The unification of the three Western zones into the Federal
Republic of Germany (West Germany) became a reality
in 1949. Konrad Adenauer (1876 –1967), the leader
of the Christian Democratic Union (CDU), served as
chancellor from 1949 to 1963 and became the “founding
hero” of the FRG. Adenauer, who had opposed Hitler and
his tyrannical regime, sought respect for Germany by cooperating
with the United States and the other Western
European nations. He was especially desirous of reconciliation
with France—Germany’s longtime rival. The beginning
of the Korean War in June 1950 had unexpected
repercussions for West Germany. The fear that South Korea
might fall to the Communists led many in the West to
worry about the security of West Germany and inspired
calls for German rearmament. Although some people,
concerned about a revival of German militarism, condemned
this proposal, Cold War tensions were decisive.
West Germany rearmed in 1955 and became a member
of NATO.
The Adenauer era witnessed the resurrection of the
West German economy, often referred to as the “economic
miracle.” Although West Germany had only
75 percent of the population and 52 percent of the territory
of prewar Germany, by 1955 the West German GNP
exceeded that of prewar Germany. Real wages doubled
between 1950 and 1965, even though work hours were
cut by 20 percent. Unemployment fell from 8 percent in
1950 to 0.4 percent in 1965. To maintain its economic
expansion, West Germany imported hundreds of thousands
of “guest” workers, primarily from Italy, Spain,
Greece, Turkey, and Yugoslavia.
The capital of the Federal Republic had been placed at
Bonn, a sleepy market town on the Rhine River, to erase
memories of the Nazi era, when the capital was at Berlin.

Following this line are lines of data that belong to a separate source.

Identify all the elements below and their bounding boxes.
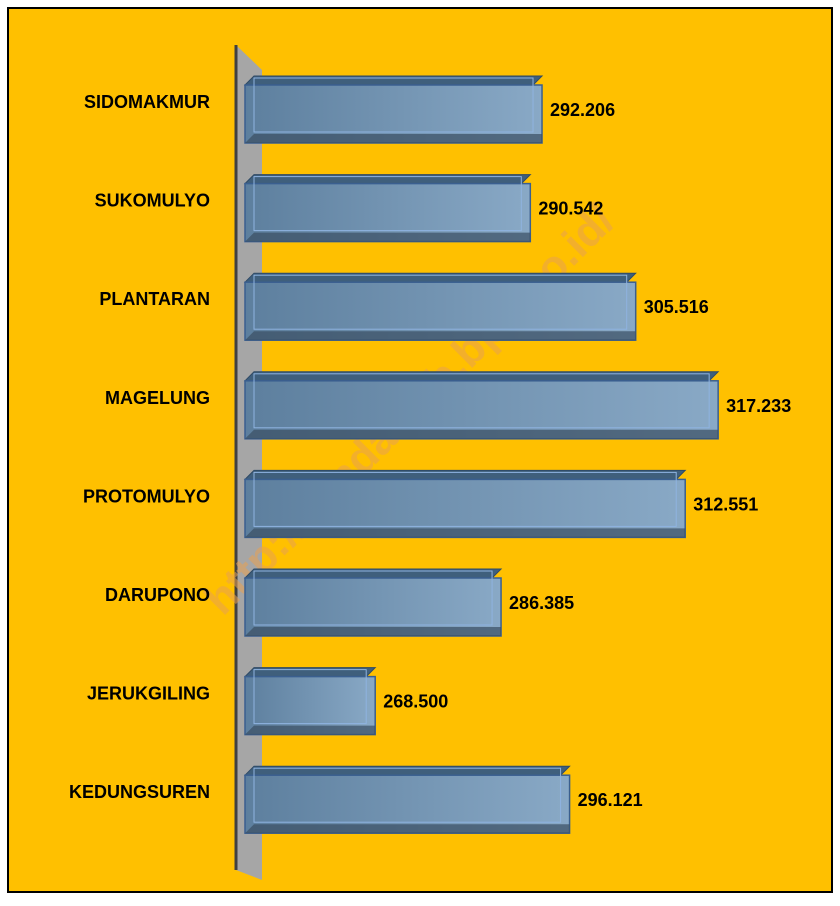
value-label: 268.500 [383, 692, 448, 712]
y-tick-label: PLANTARAN [99, 289, 210, 309]
value-label: 317.233 [726, 396, 791, 416]
y-tick-label: SUKOMULYO [95, 191, 210, 211]
bar [244, 774, 571, 834]
bar-face [253, 274, 628, 330]
bar-top [243, 568, 503, 579]
bar [244, 281, 637, 341]
bar-bottom [245, 627, 502, 636]
bar-bottom [245, 134, 543, 143]
y-tick-label: JERUKGILING [87, 684, 210, 704]
bar-top [243, 174, 532, 185]
bar-face [253, 373, 710, 429]
bar [244, 182, 532, 243]
y-tick-label: KEDUNGSUREN [69, 782, 210, 802]
bar-face [253, 669, 367, 725]
bar-bottom [245, 232, 531, 242]
bar-top [243, 469, 687, 480]
bar [244, 675, 376, 736]
bar-face [253, 471, 677, 527]
bar-face [253, 77, 534, 133]
bar-face [253, 767, 562, 823]
bar-bottom [245, 824, 570, 834]
y-tick-label: PROTOMULYO [83, 486, 210, 506]
bar-top [243, 272, 637, 283]
bar-face [253, 570, 493, 626]
bar-top [243, 765, 571, 776]
bar-bottom [245, 725, 376, 735]
value-label: 312.551 [693, 494, 758, 514]
y-tick-label: MAGELUNG [105, 388, 210, 408]
bar-bottom [245, 331, 636, 341]
value-label: 286.385 [509, 593, 574, 613]
value-label: 296.121 [578, 790, 643, 810]
axis-wall [236, 45, 262, 880]
bar-bottom [245, 528, 686, 538]
background [7, 7, 833, 893]
value-label: 290.542 [538, 199, 603, 219]
bar [244, 380, 719, 440]
y-tick-label: SIDOMAKMUR [84, 92, 210, 112]
bar [244, 478, 686, 539]
value-label: 292.206 [550, 100, 615, 120]
y-tick-label: DARUPONO [105, 585, 210, 605]
bar-bottom [245, 429, 719, 439]
value-label: 305.516 [644, 297, 709, 317]
bar-face [253, 176, 522, 232]
bar-top [243, 667, 377, 678]
bar-top [243, 75, 544, 86]
bar-top [243, 371, 720, 382]
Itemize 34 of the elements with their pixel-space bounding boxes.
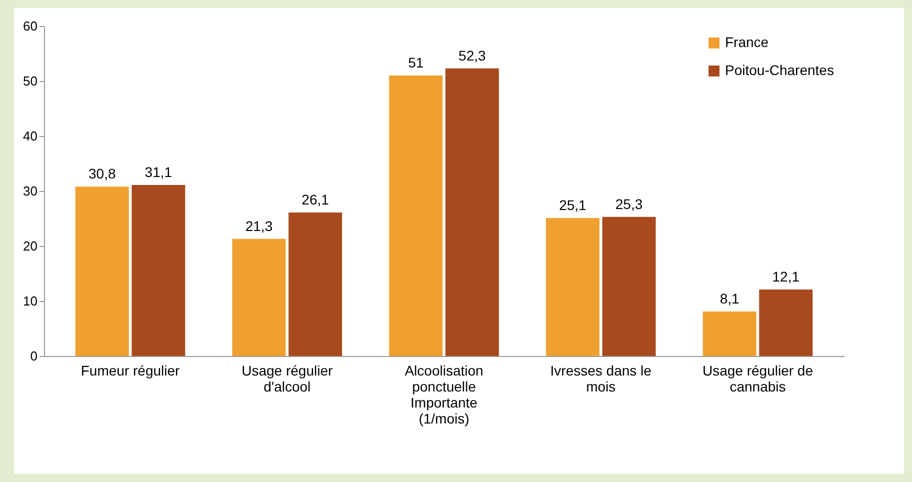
x-tick-label: Usage régulier de cannabis (702, 362, 814, 394)
x-tick-label: Fumeur régulier (80, 362, 180, 378)
bar (75, 186, 129, 356)
legend-label: France (725, 34, 769, 50)
data-label: 25,3 (615, 196, 643, 212)
data-label: 26,1 (302, 191, 330, 208)
data-label: 21,3 (245, 218, 273, 234)
data-label: 30,8 (88, 166, 116, 182)
data-label: 51 (408, 54, 424, 70)
bar (546, 218, 600, 356)
data-label: 52,3 (458, 47, 486, 64)
bar (445, 68, 499, 356)
bar (132, 184, 186, 356)
data-label: 31,1 (144, 164, 172, 180)
y-tick-label: 10 (23, 294, 38, 308)
y-tick-label: 20 (23, 238, 38, 254)
bar (232, 238, 286, 356)
y-tick-label: 0 (30, 348, 38, 364)
data-label: 25,1 (559, 196, 587, 213)
y-tick-label: 40 (23, 128, 38, 144)
bar (288, 212, 342, 356)
bar (759, 289, 813, 356)
legend-label: Poitou-Charentes (725, 62, 834, 78)
x-tick-label: Ivresses dans le mois (550, 362, 652, 394)
data-label: 8,1 (720, 290, 740, 306)
x-tick-label: Alcoolisation ponctuelle Importante (1/mois) (404, 362, 484, 426)
bar (702, 311, 756, 356)
bar (602, 216, 656, 356)
y-tick-label: 30 (23, 184, 38, 198)
bar (389, 76, 443, 356)
x-tick-label: Usage régulier d'alcool (242, 362, 333, 394)
data-label: 12,1 (772, 268, 800, 284)
y-tick-label: 60 (23, 18, 38, 34)
y-tick-label: 50 (23, 74, 38, 88)
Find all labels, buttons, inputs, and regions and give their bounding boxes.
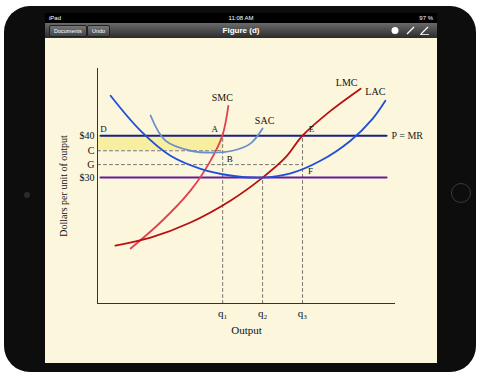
svg-text:SMC: SMC — [212, 92, 233, 103]
svg-text:D: D — [100, 124, 107, 134]
html-text:Figure (d): Figure (d) — [222, 26, 260, 35]
svg-text:B: B — [227, 154, 233, 164]
html-text:iPad: iPad — [49, 15, 61, 21]
svg-text:q₂: q₂ — [258, 307, 268, 319]
svg-text:LMC: LMC — [336, 77, 358, 88]
svg-text:$40: $40 — [80, 130, 95, 141]
svg-text:P = MR: P = MR — [392, 130, 424, 141]
svg-text:E: E — [309, 124, 315, 134]
svg-text:Dollars per unit of output: Dollars per unit of output — [58, 135, 69, 237]
svg-text:G: G — [87, 159, 94, 170]
svg-text:$30: $30 — [80, 172, 95, 183]
html-text:97 %: 97 % — [419, 15, 433, 21]
svg-text:Output: Output — [231, 324, 262, 336]
html-text:Documents: Documents — [54, 28, 82, 34]
svg-text:A: A — [211, 124, 218, 134]
svg-text:q₃: q₃ — [298, 307, 308, 319]
svg-text:LAC: LAC — [365, 86, 385, 97]
svg-text:C: C — [88, 145, 95, 156]
svg-text:SAC: SAC — [255, 115, 275, 126]
html-text:11:08 AM: 11:08 AM — [228, 15, 254, 21]
html-text:Undo: Undo — [92, 28, 106, 34]
svg-text:q₁: q₁ — [218, 307, 228, 319]
svg-text:F: F — [308, 166, 313, 176]
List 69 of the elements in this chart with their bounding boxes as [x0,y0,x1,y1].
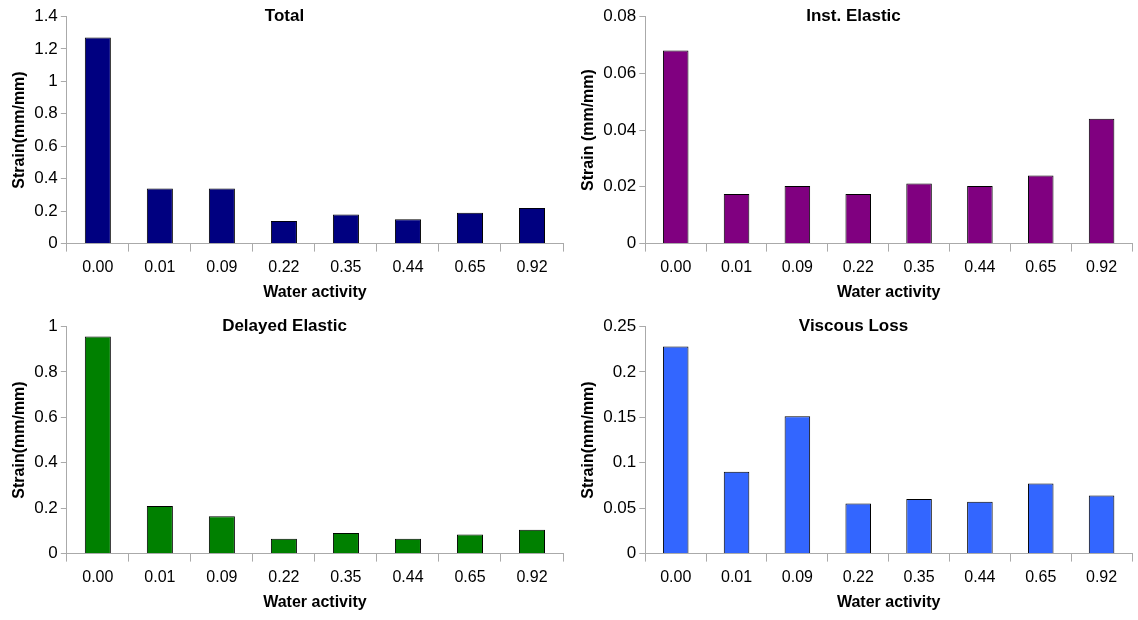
x-tick-label: 0.00 [660,567,692,585]
chart-title: Total [264,5,305,25]
x-tick-label: 0.35 [903,257,935,275]
x-tick-label: 0.44 [392,567,424,585]
x-tick-label: 0.22 [268,567,300,585]
y-tick-label: 0.4 [34,168,58,188]
x-tick-label: 0.22 [842,567,874,585]
x-tick-label: 0.65 [1025,257,1057,275]
x-axis-title: Water activity [263,592,367,610]
x-tick-label: 0.22 [268,257,300,275]
y-axis-title: Strain (mm/mm) [579,69,597,191]
chart-title: Viscous Loss [798,315,909,335]
x-tick-label: 0.44 [964,257,996,275]
x-tick-label: 0.92 [1086,567,1118,585]
y-tick-label: 0.2 [34,497,58,517]
y-tick-label: 0 [626,233,637,253]
y-tick-label: 1 [48,71,58,90]
x-tick-label: 0.01 [144,257,176,275]
y-tick-label: 0.8 [34,361,58,381]
y-axis-title: Strain(mm/mm) [579,381,597,499]
x-tick-label: 0.44 [392,257,424,275]
x-tick-label: 0.44 [964,567,996,585]
y-tick-label: 0.05 [603,497,637,517]
x-tick-label: 0.35 [330,257,362,275]
y-tick-label: 0.6 [34,135,58,155]
y-tick-label: 0 [48,233,58,253]
x-axis-title: Water activity [836,592,941,610]
y-tick-label: 0.02 [603,176,637,196]
x-axis-title: Water activity [836,282,941,300]
x-tick-label: 0.92 [516,567,548,585]
y-tick-label: 0.8 [34,103,58,123]
x-tick-label: 0.09 [781,257,814,275]
x-axis-title: Water activity [263,282,367,300]
x-tick-label: 0.01 [720,257,753,275]
y-tick-label: 0.06 [603,62,637,82]
x-tick-label: 0.35 [903,567,935,585]
y-tick-label: 0.04 [603,119,637,139]
x-tick-label: 0.09 [206,257,238,275]
x-tick-label: 0.01 [720,567,753,585]
chart-title: Inst. Elastic [806,5,901,25]
y-tick-label: 0.6 [34,406,58,426]
x-tick-label: 0.65 [454,257,486,275]
x-tick-label: 0.22 [842,257,874,275]
y-tick-label: 0.2 [612,361,637,381]
x-tick-label: 0.92 [1086,257,1118,275]
y-axis-title: Strain(mm/mm) [10,71,28,189]
y-tick-label: 0.2 [34,200,58,220]
x-tick-label: 0.09 [781,567,814,585]
y-tick-label: 1.4 [34,6,58,26]
x-tick-label: 0.92 [516,257,548,275]
x-tick-label: 0.35 [330,567,362,585]
y-axis-title: Strain(mm/mm) [10,381,28,499]
x-tick-label: 0.65 [1025,567,1057,585]
y-tick-label: 0.15 [603,406,637,426]
y-tick-label: 0.08 [603,6,637,26]
x-tick-label: 0.01 [144,567,176,585]
x-tick-label: 0.00 [82,257,114,275]
x-tick-label: 0.00 [82,567,114,585]
x-tick-label: 0.09 [206,567,238,585]
y-tick-label: 0.4 [34,452,58,472]
y-tick-label: 0.25 [603,316,637,336]
x-tick-label: 0.00 [660,257,692,275]
y-tick-label: 1 [48,316,58,336]
x-tick-label: 0.65 [454,567,486,585]
y-tick-label: 0 [48,543,58,563]
y-tick-label: 0.1 [612,452,637,472]
y-tick-label: 0 [626,543,637,563]
y-tick-label: 1.2 [34,38,58,58]
chart-title: Delayed Elastic [222,315,347,335]
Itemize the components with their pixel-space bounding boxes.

Still, the country was troubled by its past. The surviving
major Nazi leaders had been tried and condemned as war
criminals at the Nuremberg war crimes trials in 1945
and 1946. As part of the denazification of Germany, the
victorious Allies continued to try lesser officials for war
crimes, but these trials diminished in number as the Cold
War produced a shift in attitudes. By 1950, German
courts had begun to take over the war crimes trials, and
the German legal machine persisted in prosecuting cases.
Beginning in 1953, the West German government also
began to make payments to Israel and to Holocaust survivors
and their relatives to make some restitution for, in
the words of German president Richard von Weizsäcker,
“the unspeakable sorrow that occurred in the name of
Germany.”
After the Adenauer era ended in the mid-1960s, the
Social Democrats became the leading party. By forming a
ruling coalition with the small Free Democratic Party, the
Social Democrats remained in power until 1982. The first
Social Democratic chancellor was Willy Brandt (1913–
1992). Brandt was especially successful with his “opening
toward the east” (known as Ostpolitik), for which he received
the Nobel Peace Prize in 1972. On March 19,
1971, Brandt met with Walter Ulbricht, the leader of East
Germany, and worked out the details of a treaty that was
signed in 1972. This agreement did not establish full
diplomatic relations with East Germany but did call for
“good neighborly” relations. As a result, it led to greater
cultural, personal, and economic contacts between West
and East Germany. Despite this success, the discovery of
an East German spy among Brandt’s advisers caused his
resignation in 1974.
His successor, Helmut Schmidt (b. 1918), was more of
a technocrat than a reform-minded socialist and concentrated
on the economic problems brought about largely
by high oil prices between 1973 and 1975. Schmidt was
successful in eliminating a deficit of 10 billion marks in
three years. In 1982, when the coalition of Schmidt’s Social
Democrats with the Free Democrats fell apart over
the reduction of social welfare expenditures, the Free
Democrats joined with the Christian Democratic Union
of Helmut Kohl (b. 1930) to form a new government.